Baisses de taux quantitatives : le revers de la médaille
par Michel Santi
jeudi 2 avril 2009
Les baisses de taux quantitatives auxquelles se livrent la Réserve Fédérale Américaine, la Banque d’Angleterre et un certain nombre d’autres Banques Centrales soulagent certes à court terme un système financier en voie d’étranglement tout en réduisant la menace déflationniste permettant - dans le meilleur des cas - une reprise graduelle de l’activité économique.
Ces baisses quantitatives portent toutefois en elles les germes de l’hyper inflation, alternative tout aussi catastrophique pour nos Banquiers Centraux - et bien-sûr pour nos économies - que celle de la déflation...Pour autant, la nature de ces baisses quantitatives telles que pratiquées d’une Banque Centrale à l’autre étant différente, les implications à moyen terme ne seront à l’évidence pas identiques, laissant dire aux détracteurs de ces baisses quantitatives - non sans raison du reste - qu’il est plus aisé de dire ce qui n’est pas du domaine des baisses quantitatives que de définir ce qui en est...

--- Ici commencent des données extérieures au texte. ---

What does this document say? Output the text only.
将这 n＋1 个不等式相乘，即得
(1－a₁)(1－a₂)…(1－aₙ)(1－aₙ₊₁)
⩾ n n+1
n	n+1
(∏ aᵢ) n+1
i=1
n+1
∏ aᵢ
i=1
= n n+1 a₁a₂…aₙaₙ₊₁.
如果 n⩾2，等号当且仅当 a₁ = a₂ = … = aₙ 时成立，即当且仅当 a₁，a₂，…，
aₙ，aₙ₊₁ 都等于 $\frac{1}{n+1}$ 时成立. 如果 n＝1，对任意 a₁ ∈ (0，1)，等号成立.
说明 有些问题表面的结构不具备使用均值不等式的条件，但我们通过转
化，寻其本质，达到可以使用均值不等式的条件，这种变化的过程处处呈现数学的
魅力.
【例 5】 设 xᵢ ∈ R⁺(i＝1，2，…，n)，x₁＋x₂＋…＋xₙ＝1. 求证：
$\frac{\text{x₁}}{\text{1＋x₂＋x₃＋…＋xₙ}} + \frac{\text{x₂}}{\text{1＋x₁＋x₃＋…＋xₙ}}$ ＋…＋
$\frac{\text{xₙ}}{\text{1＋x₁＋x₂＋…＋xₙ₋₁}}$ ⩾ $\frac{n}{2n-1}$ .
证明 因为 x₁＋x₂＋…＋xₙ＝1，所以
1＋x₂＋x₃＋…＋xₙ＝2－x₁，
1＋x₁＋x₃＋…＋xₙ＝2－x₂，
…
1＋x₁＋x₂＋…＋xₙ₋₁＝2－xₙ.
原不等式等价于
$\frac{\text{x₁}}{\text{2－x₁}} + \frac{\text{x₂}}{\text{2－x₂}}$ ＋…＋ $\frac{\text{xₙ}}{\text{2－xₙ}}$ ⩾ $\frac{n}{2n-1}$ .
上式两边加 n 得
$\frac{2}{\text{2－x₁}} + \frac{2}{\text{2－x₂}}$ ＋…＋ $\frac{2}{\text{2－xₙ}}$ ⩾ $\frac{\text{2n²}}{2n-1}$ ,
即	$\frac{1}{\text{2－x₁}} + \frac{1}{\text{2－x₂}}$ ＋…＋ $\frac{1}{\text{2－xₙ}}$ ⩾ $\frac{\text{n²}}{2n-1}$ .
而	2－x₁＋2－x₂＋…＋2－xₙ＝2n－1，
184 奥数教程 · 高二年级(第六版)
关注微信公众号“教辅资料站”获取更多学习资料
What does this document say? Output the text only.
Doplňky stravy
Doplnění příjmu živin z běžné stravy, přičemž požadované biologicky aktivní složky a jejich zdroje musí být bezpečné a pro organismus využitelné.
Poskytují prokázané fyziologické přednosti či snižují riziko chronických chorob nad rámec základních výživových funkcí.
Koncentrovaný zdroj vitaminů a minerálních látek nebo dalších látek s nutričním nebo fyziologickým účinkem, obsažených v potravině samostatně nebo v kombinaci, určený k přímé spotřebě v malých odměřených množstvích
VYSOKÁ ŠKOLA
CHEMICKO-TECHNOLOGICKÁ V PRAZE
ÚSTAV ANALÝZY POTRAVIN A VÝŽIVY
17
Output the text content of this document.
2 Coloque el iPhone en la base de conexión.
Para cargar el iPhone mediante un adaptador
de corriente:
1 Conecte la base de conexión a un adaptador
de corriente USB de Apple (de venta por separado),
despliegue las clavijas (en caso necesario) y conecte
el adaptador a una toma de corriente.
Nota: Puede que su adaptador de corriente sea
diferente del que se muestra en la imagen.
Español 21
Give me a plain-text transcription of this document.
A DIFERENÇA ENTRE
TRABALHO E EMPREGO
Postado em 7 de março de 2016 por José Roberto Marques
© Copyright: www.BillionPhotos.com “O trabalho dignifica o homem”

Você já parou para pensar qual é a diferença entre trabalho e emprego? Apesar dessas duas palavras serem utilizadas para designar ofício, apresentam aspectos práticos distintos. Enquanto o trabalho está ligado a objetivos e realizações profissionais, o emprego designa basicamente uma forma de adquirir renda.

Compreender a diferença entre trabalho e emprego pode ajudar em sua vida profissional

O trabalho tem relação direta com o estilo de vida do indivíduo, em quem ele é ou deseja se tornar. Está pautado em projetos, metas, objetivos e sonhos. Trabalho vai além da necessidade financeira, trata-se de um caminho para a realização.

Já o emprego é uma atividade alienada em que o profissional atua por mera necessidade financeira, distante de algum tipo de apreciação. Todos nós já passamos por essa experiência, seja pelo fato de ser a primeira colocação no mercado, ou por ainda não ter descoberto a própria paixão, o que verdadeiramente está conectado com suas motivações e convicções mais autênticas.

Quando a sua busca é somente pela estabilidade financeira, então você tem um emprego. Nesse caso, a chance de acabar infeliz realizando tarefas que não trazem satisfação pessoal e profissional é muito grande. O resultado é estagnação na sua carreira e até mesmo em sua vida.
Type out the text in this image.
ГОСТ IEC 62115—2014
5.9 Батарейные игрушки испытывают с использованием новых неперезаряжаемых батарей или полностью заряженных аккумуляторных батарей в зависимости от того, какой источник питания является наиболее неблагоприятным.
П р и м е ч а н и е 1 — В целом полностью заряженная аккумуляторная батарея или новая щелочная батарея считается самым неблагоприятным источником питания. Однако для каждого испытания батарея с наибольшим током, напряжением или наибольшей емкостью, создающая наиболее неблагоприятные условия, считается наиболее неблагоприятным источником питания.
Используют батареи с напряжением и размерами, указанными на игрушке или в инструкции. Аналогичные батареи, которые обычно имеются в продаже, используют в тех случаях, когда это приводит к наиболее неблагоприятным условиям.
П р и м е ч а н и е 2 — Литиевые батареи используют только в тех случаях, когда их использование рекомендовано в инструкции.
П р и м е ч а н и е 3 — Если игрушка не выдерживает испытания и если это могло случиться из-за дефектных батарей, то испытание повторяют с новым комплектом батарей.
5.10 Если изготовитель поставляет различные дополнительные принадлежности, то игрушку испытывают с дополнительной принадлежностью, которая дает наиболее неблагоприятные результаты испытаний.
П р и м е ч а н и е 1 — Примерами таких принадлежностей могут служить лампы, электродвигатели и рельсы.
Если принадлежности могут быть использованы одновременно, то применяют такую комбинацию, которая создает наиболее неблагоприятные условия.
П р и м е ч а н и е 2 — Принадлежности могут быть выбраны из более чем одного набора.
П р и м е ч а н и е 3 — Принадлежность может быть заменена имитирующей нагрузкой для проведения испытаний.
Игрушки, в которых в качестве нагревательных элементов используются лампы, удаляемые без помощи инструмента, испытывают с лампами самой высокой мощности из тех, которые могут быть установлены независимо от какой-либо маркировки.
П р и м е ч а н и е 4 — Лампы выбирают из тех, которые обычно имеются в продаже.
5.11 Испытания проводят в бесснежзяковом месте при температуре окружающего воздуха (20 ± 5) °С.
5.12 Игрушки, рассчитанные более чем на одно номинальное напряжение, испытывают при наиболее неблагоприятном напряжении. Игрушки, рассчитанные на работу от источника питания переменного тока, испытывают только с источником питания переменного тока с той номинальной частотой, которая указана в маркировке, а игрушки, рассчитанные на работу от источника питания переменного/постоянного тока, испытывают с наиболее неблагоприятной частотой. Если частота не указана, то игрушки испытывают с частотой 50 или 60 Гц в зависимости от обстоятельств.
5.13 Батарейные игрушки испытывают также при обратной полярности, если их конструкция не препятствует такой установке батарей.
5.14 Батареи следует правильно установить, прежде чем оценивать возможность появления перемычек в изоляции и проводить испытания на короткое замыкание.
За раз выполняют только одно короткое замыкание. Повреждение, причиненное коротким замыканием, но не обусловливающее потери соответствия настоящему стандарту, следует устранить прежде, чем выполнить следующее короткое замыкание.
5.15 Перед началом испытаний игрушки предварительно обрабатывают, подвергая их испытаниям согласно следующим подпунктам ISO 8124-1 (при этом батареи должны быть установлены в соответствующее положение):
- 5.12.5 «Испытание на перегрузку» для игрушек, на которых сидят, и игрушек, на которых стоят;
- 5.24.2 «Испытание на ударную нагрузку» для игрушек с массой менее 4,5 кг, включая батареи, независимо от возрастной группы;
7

La politique monétaire des Banques Centrales consistait jusque là à fixer à leur taux au jour le jour (overnight) un objectif censé influencer indirectement les divers coûts des opérations sur le marché du crédit. Cet objectif de taux à court avait un impact sur le taux des instruments à plus long terme tels qu’obligations d’Etat, hypothèques ou taux débiteurs sur cartes de crédit...Les Banques Centrales ayant aujourd’hui leurs taux d’intérêts à ou proche du zéro absolu, elles ne disposent donc plus aujourd’hui de ce levier traditionnel de politique monétaire qu’était la fixation d’un objectif à atteindre en terme de taux court terme et se retrouvent ainsi dans l’obligation d’innover et de faire usage d’autres types de munitions afin d’influencer les taux d’intérêts. Situation d’autant plus délicate que l’écart entre les taux officiels et les taux réels pratiqués par le marché est très important du fait d’une recherche effrénée - et parfois désespérée - de liquidités de la part d’une grande majorité d’institutions financières, d’entreprises et de privés.
Dans un tel contexte, la réponse apportée par une institution comme la Banque d’Angleterre a été d’imprimer une masse de billets en partant du principe que l’attractivité des autres actifs sera renforcée par l’augmentation de la Masse Monétaire. Cette Banque Centrale misant sur le fait que ses achats de papiers-valeurs à des prix favorables détenus par les institutions financières motiveront ces établissements à investir dans et à prêter à l’économie réelle, ce qui contribuera à terme à baisser les taux pratiqués par le marché...L’idée centrale est donc de forcer la main d’institutions financières moribondes ne remplissant plus leur fonction de pourvoyeuse de crédits.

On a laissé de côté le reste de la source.